Tavolo interistituzionale attivato e vigilanza rafforzata nelle aree sensibili
L’Azienda Ospedaliera di Perugia ha avviato un’azione coordinata e sistemica per affrontare la questione della presenza di individui senza fissa dimora nei pressi della struttura sanitaria. L’istituzione ha reso noto che le iniziative in corso rappresentano una risposta concreta e organizzata a una situazione monitorata attentamente dalla gestione della struttura nel corso dei mesi precedenti.
Protocollo interistituzionale e prime misure
A partire da gennaio è stato istituito un tavolo di coordinamento tra diversi enti amministrativi e di sicurezza, finalizzato a elaborare strategie integrate di intervento. Le autorità competenti hanno condotto verifiche mirate all’interno del perimetro ospedaliero e nelle immediate vicinanze del presidio sanitario, con un’attenzione particolare rivolta alla prevenzione e al contrasto di comportamenti irregolari. Nel corso delle operazioni condotte il 26 gennaio, sono state avviate procedure legali nei confronti di due soggetti coinvolti in attività di accattonaggio.
Riunioni di coordinamento e nuove strategie
Nel corso della prima settimana di febbraio, si è svolto un ulteriore incontro tra la direzione ospedaliera, la Questura e gli uffici preposti ai servizi sociali del comune umbro. L’obiettivo della riunione è stato definire metodologie innovative e più efficaci per contrastare il fenomeno, con un’enfasi particolare sulla collaborazione tra settore sanitario, forze dell’ordine e istituzioni sociali. Questo approccio multidisciplinare consente di affrontare sia gli aspetti legati alla sicurezza che quelli relativi all’assistenza e all’inclusione sociale.
Potenziamento della vigilanza notturna
Parallelamente alle azioni amministrative e di sicurezza, l’ospedale ha implementato il dispositivo di sorveglianza interno, intensificando la presenza di personale nei turni notturni.
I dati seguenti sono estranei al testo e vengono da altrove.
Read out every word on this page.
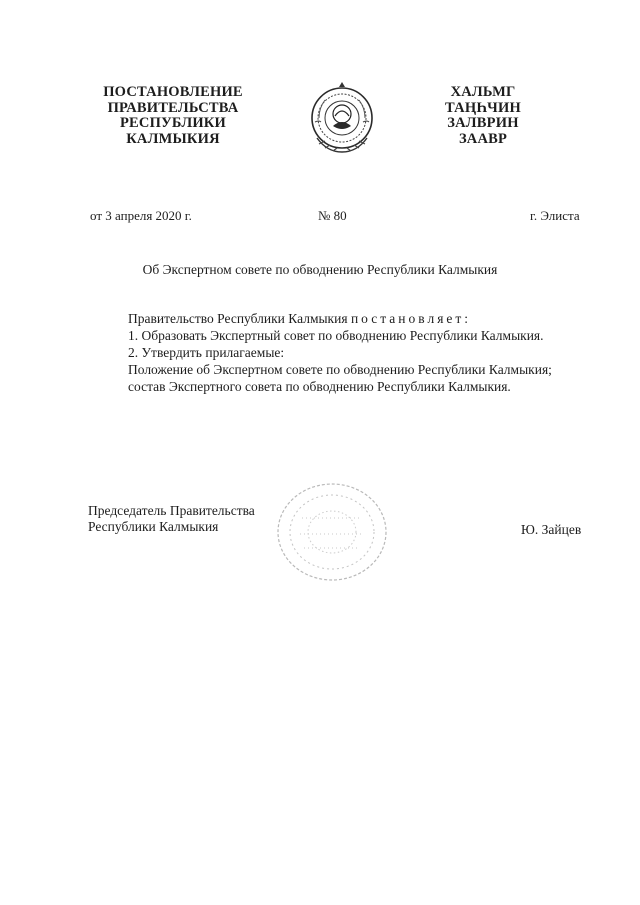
ПОСТАНОВЛЕНИЕ
ПРАВИТЕЛЬСТВА
РЕСПУБЛИКИ
КАЛМЫКИЯ
ХАЛЬМГ
ТАҢҺЧИН
ЗАЛВРИН
ЗААВР
от 3 апреля 2020 г.	№ 80	г. Элиста
Об Экспертном совете по обводнению Республики Калмыкия

Правительство Республики Калмыкия постановляет:

1. Образовать Экспертный совет по обводнению Республики Калмыкия.

2. Утвердить прилагаемые:

Положение об Экспертном совете по обводнению Республики Калмыкия;

состав Экспертного совета по обводнению Республики Калмыкия.

Председатель Правительства
Республики Калмыкия	Ю. Зайцев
Questa scelta operativa è motivata dalla necessità di garantire un ambiente sicuro per i degenti, gli operatori sanitari e gli utenti della struttura. L’incremento delle risorse dedicate alla vigilanza rappresenta un elemento centrale della strategia complessiva di prevenzione.
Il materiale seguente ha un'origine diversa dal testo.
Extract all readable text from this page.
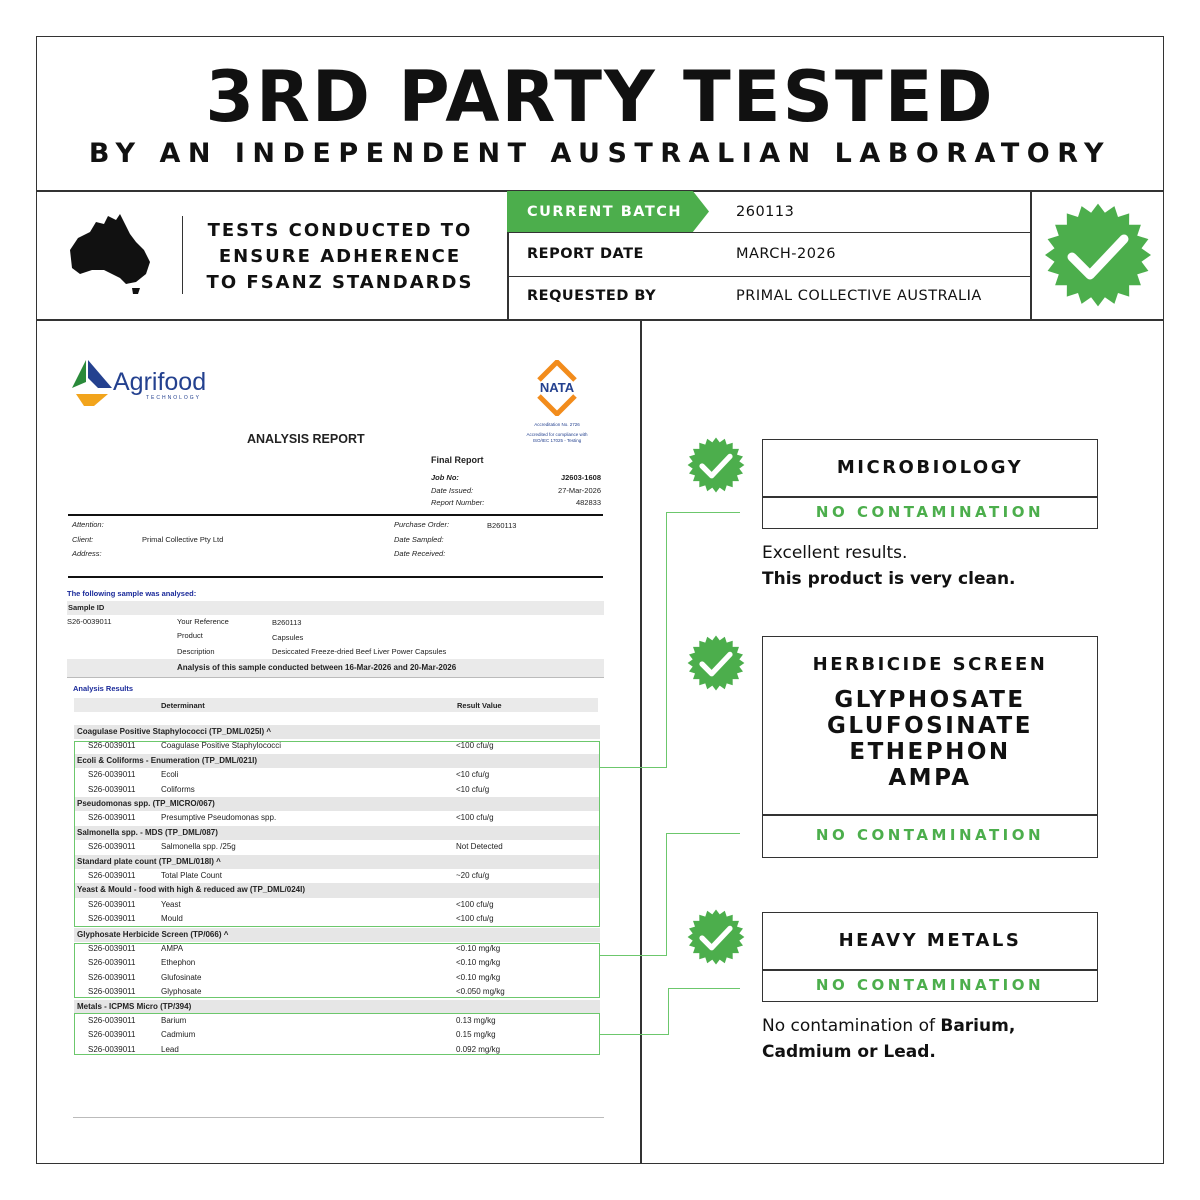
3RD PARTY TESTED
BY AN INDEPENDENT AUSTRALIAN LABORATORY
TESTS CONDUCTED TO
ENSURE ADHERENCE
TO FSANZ STANDARDS
CURRENT BATCH	260113
REPORT DATE	MARCH-2026
REQUESTED BY	PRIMAL COLLECTIVE AUSTRALIA
Agrifood
TECHNOLOGY
NATA
Accreditation No. 2726
Accredited for compliance with
ISO/IEC 17025 - Testing
ANALYSIS REPORT
Final Report
Job No:	J2603-1608
Date Issued:	27-Mar-2026
Report Number:	482833
Attention:
Client:	Primal Collective Pty Ltd
Address:
Purchase Order:	B260113
Date Sampled:
Date Received:
The following sample was analysed:
Sample ID
S26-0039011	Your Reference	B260113
Product	Capsules
Description	Desiccated Freeze-dried Beef Liver Power Capsules
Analysis of this sample conducted between 16-Mar-2026 and 20-Mar-2026
Analysis Results
Determinant	Result Value
Coagulase Positive Staphylococci (TP_DML/025I) ^
S26-0039011	Coagulase Positive Staphylococci	<100 cfu/g
Ecoli & Coliforms - Enumeration (TP_DML/021I)
S26-0039011	Ecoli	<10 cfu/g
S26-0039011	Coliforms	<10 cfu/g
Pseudomonas spp. (TP_MICRO/067)
S26-0039011	Presumptive Pseudomonas spp.	<100 cfu/g
Salmonella spp. - MDS (TP_DML/087)
S26-0039011	Salmonella spp. /25g	Not Detected
Standard plate count (TP_DML/018I) ^
S26-0039011	Total Plate Count	~20 cfu/g
Yeast & Mould - food with high & reduced aw (TP_DML/024I)
S26-0039011	Yeast	<100 cfu/g
S26-0039011	Mould	<100 cfu/g
Glyphosate Herbicide Screen (TP/066) ^
S26-0039011	AMPA	<0.10 mg/kg
S26-0039011	Ethephon	<0.10 mg/kg
S26-0039011	Glufosinate	<0.10 mg/kg
S26-0039011	Glyphosate	<0.050 mg/kg
Metals - ICPMS Micro (TP/394)
S26-0039011	Barium	0.13 mg/kg
S26-0039011	Cadmium	0.15 mg/kg
S26-0039011	Lead	0.092 mg/kg
MICROBIOLOGY
NO CONTAMINATION
Excellent results.
This product is very clean.
HERBICIDE SCREEN
GLYPHOSATE
GLUFOSINATE
ETHEPHON
AMPA
NO CONTAMINATION
HEAVY METALS
NO CONTAMINATION
No contamination of Barium,
Cadmium or Lead.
Priorità organizzative e impegni dichiarati
La direzione generale della struttura sanitaria ha sottolineato come la tutela della sicurezza costituisca un elemento non negoziabile della propria missione organizzativa. Ogni comportamento contrario alle norme di legge o potenzialmente lesivo del decoro e della funzionalità della struttura viene affrontato con strumenti e procedimenti adeguati, sempre in sinergia con gli organi istituzionali dotati di competenze specifiche in materia di ordine pubblico. L’azienda ha evidenziato come la gestione di situazioni critiche richieda una visione olistica che contempli sia gli aspetti repressivi che quelli assistenziali, riconoscendo la complessità del fenomeno del disagio sociale urbano.
La risposta messa in campo dall’Azienda Ospedaliera si configura quindi come un intervento multidimensionale, che combina controllo territoriale, potenziamento dei servizi di sicurezza e collaborazione istituzionale per affrontare una questione di rilevanza sia sanitaria che sociale.